Despite so much gloomy economic news, a review of both the market's technical and fundamental factors paints a much less dour picture.
At first glance, the market's breakdown on Wednesday looked fairly broad.
Some 95% of the companies listed in the S&P 500 finished with lower share prices. And all 30 of the Dow Jones industrial average components wound up down for the day. How bad was it? Since this latest market correction started in October 2007, only four days have had bigger falls on the S&P; five if you count the Dow.
A lot of doom and gloom is being spread by the major media outlets right now. On Wednesday, it was news that U.S. retails sales dropped almost twice as much as most analysts had been expecting.
But from a technical standpoint, all is not lost.
The market is a leading indicator. By contrast, most of the negative economic signals we're getting now are lagging indicators. So while we might see a test of November 2008's lows in stocks, there's reason to be hopeful that certain sectors are actually going to rally going forward.
The SPDR S&P 500 ETF (NYSE: SPY) closed at $84.37 on Wednesday. Its near-term level of price support would appear to be $81.80 per share. Despite more than a half-dozen attempts to breach that price point in the past several months, SPY has held firm.

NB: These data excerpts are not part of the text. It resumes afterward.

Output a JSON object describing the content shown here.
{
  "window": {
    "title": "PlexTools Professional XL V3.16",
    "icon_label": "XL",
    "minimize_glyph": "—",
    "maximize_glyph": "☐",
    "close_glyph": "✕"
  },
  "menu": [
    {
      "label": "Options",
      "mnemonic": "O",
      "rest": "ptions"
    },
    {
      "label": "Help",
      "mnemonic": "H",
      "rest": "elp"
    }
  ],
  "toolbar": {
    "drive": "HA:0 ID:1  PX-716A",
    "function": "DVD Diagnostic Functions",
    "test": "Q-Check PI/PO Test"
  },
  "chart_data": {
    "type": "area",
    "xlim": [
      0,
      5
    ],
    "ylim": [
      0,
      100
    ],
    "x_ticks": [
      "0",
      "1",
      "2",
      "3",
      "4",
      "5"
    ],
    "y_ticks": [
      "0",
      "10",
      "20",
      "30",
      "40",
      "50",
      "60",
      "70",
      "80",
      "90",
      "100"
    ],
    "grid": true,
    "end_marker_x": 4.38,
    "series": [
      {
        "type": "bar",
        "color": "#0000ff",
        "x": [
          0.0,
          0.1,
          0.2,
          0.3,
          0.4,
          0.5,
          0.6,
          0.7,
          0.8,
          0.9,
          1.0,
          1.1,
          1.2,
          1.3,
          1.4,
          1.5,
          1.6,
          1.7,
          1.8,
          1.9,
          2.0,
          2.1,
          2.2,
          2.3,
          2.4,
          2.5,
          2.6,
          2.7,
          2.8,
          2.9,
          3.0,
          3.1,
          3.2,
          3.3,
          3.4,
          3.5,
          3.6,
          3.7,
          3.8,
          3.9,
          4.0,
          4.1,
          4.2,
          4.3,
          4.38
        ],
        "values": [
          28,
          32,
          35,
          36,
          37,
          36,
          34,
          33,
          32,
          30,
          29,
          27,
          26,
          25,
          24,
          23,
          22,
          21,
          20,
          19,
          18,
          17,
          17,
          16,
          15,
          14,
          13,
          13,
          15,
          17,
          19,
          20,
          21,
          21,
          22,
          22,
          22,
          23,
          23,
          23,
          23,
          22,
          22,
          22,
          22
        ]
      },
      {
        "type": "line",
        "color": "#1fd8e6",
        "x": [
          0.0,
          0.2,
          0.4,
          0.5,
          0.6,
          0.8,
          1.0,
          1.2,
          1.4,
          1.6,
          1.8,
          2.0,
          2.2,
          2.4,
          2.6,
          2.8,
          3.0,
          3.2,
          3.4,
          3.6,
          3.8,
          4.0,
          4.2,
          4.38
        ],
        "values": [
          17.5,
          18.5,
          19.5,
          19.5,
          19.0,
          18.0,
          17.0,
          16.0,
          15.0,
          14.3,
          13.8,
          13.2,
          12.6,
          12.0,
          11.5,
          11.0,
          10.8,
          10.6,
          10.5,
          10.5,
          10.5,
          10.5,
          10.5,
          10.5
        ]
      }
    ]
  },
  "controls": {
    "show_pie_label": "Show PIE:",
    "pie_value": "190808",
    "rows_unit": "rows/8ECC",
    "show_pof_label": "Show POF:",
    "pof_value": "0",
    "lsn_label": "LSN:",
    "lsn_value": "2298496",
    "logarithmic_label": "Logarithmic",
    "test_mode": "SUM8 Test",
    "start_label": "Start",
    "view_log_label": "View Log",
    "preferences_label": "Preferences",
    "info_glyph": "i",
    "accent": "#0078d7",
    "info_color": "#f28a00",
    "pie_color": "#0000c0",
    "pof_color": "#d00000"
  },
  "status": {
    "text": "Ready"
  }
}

But as investors, we have to be realists. If the ETF falls below that line of support, it will be revisiting levels we haven't seen since the late 1990s. The problem is charts indicate that the next support levels would come only after another 12% free fall. In terms of the S&P 500 Index, that would mean tumbling to the 660 level, down from its current 843 value.
Using All Tools Of Analysis
From a technical standpoint, it could go either way at this point. But these are times when analysis using charts can be greatly aided by fundamental research. It's important to step back and gain some perspective on the current condition of the market.

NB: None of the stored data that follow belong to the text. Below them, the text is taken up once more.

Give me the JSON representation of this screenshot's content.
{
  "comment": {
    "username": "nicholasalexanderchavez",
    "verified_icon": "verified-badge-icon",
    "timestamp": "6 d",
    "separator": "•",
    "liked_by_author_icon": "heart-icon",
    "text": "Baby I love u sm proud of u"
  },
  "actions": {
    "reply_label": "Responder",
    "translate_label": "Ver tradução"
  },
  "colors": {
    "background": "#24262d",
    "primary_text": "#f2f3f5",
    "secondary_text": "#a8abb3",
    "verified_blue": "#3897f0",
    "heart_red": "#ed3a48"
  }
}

Next week, the inauguration takes place of a new president. There's likely to be a honeymoon period for at least 100 days. And a strong argument can be made that most of the bad news concerning retail sales and other broad economic data have already been priced into the market at this point.
It's also important to note that down days in the market lately have shown successively less volume traded each time. That means institutional investors aren't dropping out in droves.

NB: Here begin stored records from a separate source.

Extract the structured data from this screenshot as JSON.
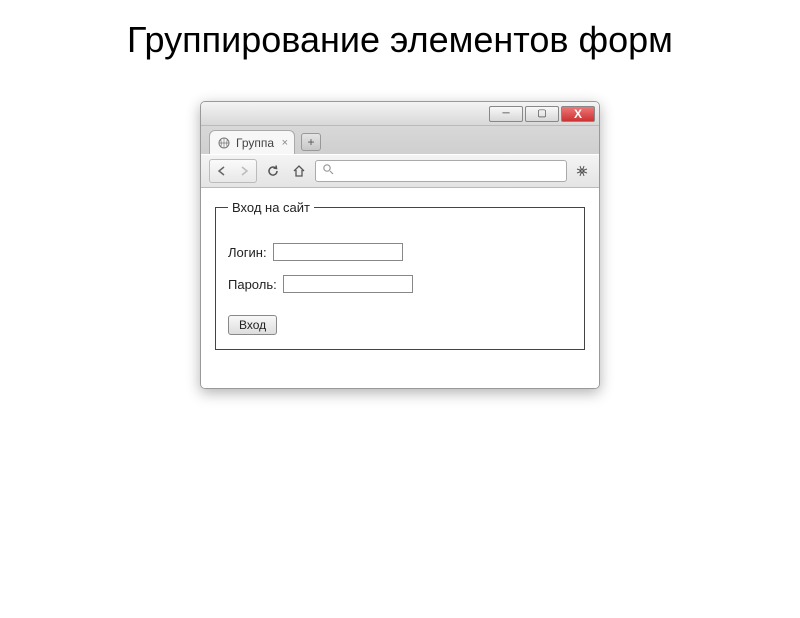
{
  "slide": {
    "title": "Группирование элементов форм"
  },
  "browser": {
    "tab_title": "Группа",
    "window_buttons": {
      "minimize": "─",
      "maximize": "▢",
      "close": "X"
    },
    "new_tab": "+",
    "tab_close": "×",
    "url_placeholder": ""
  },
  "form": {
    "legend": "Вход на сайт",
    "login_label": "Логин:",
    "login_value": "",
    "password_label": "Пароль:",
    "password_value": "",
    "submit_label": "Вход"
  }
}
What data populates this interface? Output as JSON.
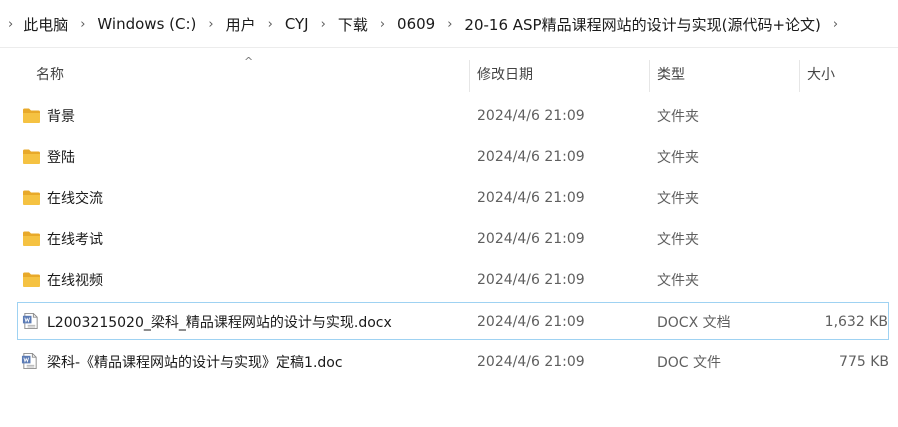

In fact, there really have only been two days since Dec. 1 where we've seen 300-point price swings. Before that, such huge fluctuations were regular occurrences for nearly three months, beginning in September. So volatility does seem to be subsiding.
Reversion To The Mean
Another point to keep in mind is that trailing 10-year return averages for major U.S. stock indexes are at their worst levels since 1827. Generally, that means momentum should be building for markets to experience a strong reversion to the mean.
Just last week, we learned that job losses have been accelerating at the fastest pace since 1945—when Johnny came marching home from war.
However, it's important to note that five months after those terrible job numbers came out following the conclusion of World War II, stocks rallied 17% and produced a nice extended run.
This history of markets snapping back is a significant factor to take into consideration when viewing last year's dismal returns. During 2008, every major sector performed poorly. Normally, we'll see something go up as something else falls. Last year was very much an anomaly, and one can logically expect to see markets revert to more normal give-and-take tendencies going forward.